Is part of topic Artist Biographies

James Nairn was born near Glasgow, in Scotland, in 1859. He studied at the Glasgow School of Art before enrolling as a student at the Académie Julian in Paris.

Nairn associated with the ‘Glasgow Boys’, a group of young Scottish painters who worked in a naturalist-realist style that was inspired by the work of French artist Jules Bastien-Lepage. Other important influences on the group were members of the Barbizon school, including Gustave Courbet.

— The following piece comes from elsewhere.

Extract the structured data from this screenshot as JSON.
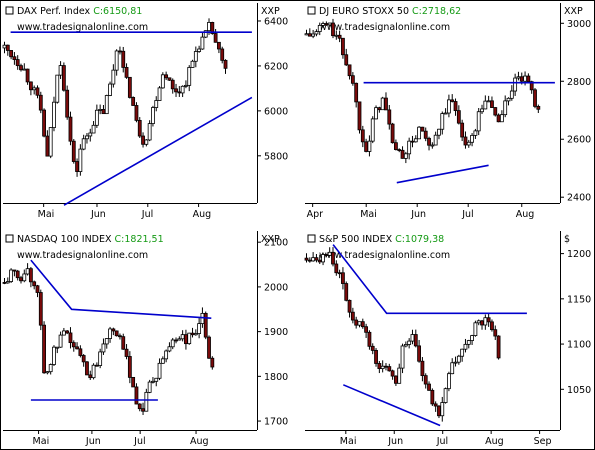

During the 1880s Nairn exhibited at the Glasgow Institute of Fine Arts, the Royal Scottish Academy, and had a painting purchased by the Glasgow City Art Gallery.  He was an active member of the Glasgow Art Club, an informal group of painters who set up in opposition to the Royal Scottish Academy in Edinburgh, challenging their conservative values.

Ill health prompted Nairn’s decision to emigrate to New Zealand in 1890. After a period in Dunedin he settled in Wellington and in 1891 was appointed as an art instructor at the Wellington Technical School.  He proved to be an excellent and popular teacher.

Nairn painted a large number of impressions of Wellington Harbour, including views such as Evans Bay. These small landscapes show Nairn’s interest in the effects of light, and the influence of Impressionism on his work.
 

Nairn’s paintings began to influence other New Zealand artists. He was elected to the Council of the New Zealand Academy of Fine Arts, and for a time was its vice-president. However, because he believed artists had little say in the running of the Academy, Nairn and some followers formed the Wellington Art Club. They met regularly at Nairn’s ‘Pumpkin Cottage’ near Silverstream, north of Wellington, and the cottage became an informal headquarters for the city’s artists. 

Nairn painted extensively in the Hutt Valley area around his Pumpkin Cottage, especially in the last ten years of his life. Although better known as a landscape painter, Nairn painted a number of portraits, and introduced controversial nude life-drawing classes at the Wellington School of Design.  He worked in oils, watercolours, pastels and charcoal. 

Nairn was an enthusiast of the en plein air technique of painting. This meant he would paint and sketch  outside, in all sorts of weather, in an endeavour to faithfully capture the effects of light and weather. This practice ultimately led to his death in 1904 – after sketching near Motueka he caught a chill, and after a brief illness, died.